Last weekend saw a leak to the press of the UK government’s Operation Yellowhammer report into the potential impact of Britain leaving the EU without a deal, which has led the FTA to express serious concern.

“Some of the scenarios leaked in the Operation Yellowhammer report came as a surprise to the industry, despite FTA’s constant conversations with government since Article 50 was triggered: the areas of concern which have never been mentioned yet would have a significant impact on the way the country conducts business,” said FTA deputy chief executive, James Hookham.

“This is not about the politics of Brexit; for the past three years, FTA has been pressing government for clarity on the trading environment we will be working in once the UK leaves the EU, with only limited success.

“The news fuel supplies could be impacted is particularly worrying, considering this would affect the movement of goods both domestically and internationally; as an industry, we remember the impact of the 2000 fuel strike very well and the chaos which it caused, both for business and for individuals.”

New British Prime Minister, Boris Johnson has pledged the UK will exit ‘do or die’ by 31 October if no consensus can be found on the Withdrawal Agreement setting Britain’s initial relationship with the European Union, to be followed by a Political Declaration outlining the business environment beyond that.

However, with the British Parliament and its European counterpart currently in summer recess, coupled with the change in the Commission and Council presidencies, time is starting to become of the essence to secure a deal before the end of October.

“FTA is still waiting for answers from government to the most critical questions which directly affect the way the sector operates, now and in the future,” added Hookham. “As an industry, we are resilient and flexible, but can only work with the information we are given. 

“To assume logistics businesses will be able to make sweeping changes to working practices with less than 80 days left before the UK’s scheduled departure from the EU is unrealistic at best and not what we have been led to believe will be needed by government.

“We can plan for the worst and hope for the best, but without knowing what the worst might look like, with less than three months left, it is impossible to make strides towards a resolution which will keep Britain trading effectively come what may after Brexit. 

“We simply do not have the time now to be pawns in a political game – logistics operators are the lifeblood of the British economy and deserve some honesty and trust from government to ensure goods and services can continue to move effectively.”

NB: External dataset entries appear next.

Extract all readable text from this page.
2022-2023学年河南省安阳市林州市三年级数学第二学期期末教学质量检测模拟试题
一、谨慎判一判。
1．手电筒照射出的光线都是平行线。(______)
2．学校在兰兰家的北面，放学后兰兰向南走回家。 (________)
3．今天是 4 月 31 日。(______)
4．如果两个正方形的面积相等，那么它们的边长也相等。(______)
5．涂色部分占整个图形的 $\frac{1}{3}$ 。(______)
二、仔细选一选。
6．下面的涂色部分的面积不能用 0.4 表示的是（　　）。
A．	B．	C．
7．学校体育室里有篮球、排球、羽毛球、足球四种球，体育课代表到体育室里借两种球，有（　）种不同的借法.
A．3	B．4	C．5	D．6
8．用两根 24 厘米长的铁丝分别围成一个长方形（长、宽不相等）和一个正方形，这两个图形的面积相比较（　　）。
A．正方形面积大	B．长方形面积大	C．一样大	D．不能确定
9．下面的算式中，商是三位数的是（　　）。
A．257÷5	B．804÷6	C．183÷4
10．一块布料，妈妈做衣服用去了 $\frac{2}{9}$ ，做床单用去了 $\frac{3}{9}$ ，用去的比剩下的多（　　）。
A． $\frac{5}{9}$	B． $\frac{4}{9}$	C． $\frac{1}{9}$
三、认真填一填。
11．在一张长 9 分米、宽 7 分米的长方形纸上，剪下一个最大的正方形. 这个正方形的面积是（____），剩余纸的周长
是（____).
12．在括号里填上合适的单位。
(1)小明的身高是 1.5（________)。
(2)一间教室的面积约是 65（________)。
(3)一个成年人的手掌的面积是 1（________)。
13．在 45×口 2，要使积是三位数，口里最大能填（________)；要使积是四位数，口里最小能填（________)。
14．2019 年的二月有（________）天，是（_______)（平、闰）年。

Yesterday (19 August), UK Road Haulage Association (RHA) chief executive, Richard Burnett revealed he had met new British Secretary of State for Transport, Grant Shapps, to discuss Brexit and welcomed his “totally different” approach following his replacement of previous incumbent, Chris Grayling.

“This has a totally different feel in terms of the government listening to the haulage and logistics sector and I’m really looking forward to working with the new Secretary of State,” said Burnett.

“It’s good to see he understands the challenges we are facing over Brexit and it’s encouraging he promised greater clarity on the processes traders will have to go through in the event of a no-deal at the end of October.

“The RHA has been critical about the lack of clarity over new customs processes and the complexity of the tasks involved in customs form filling.”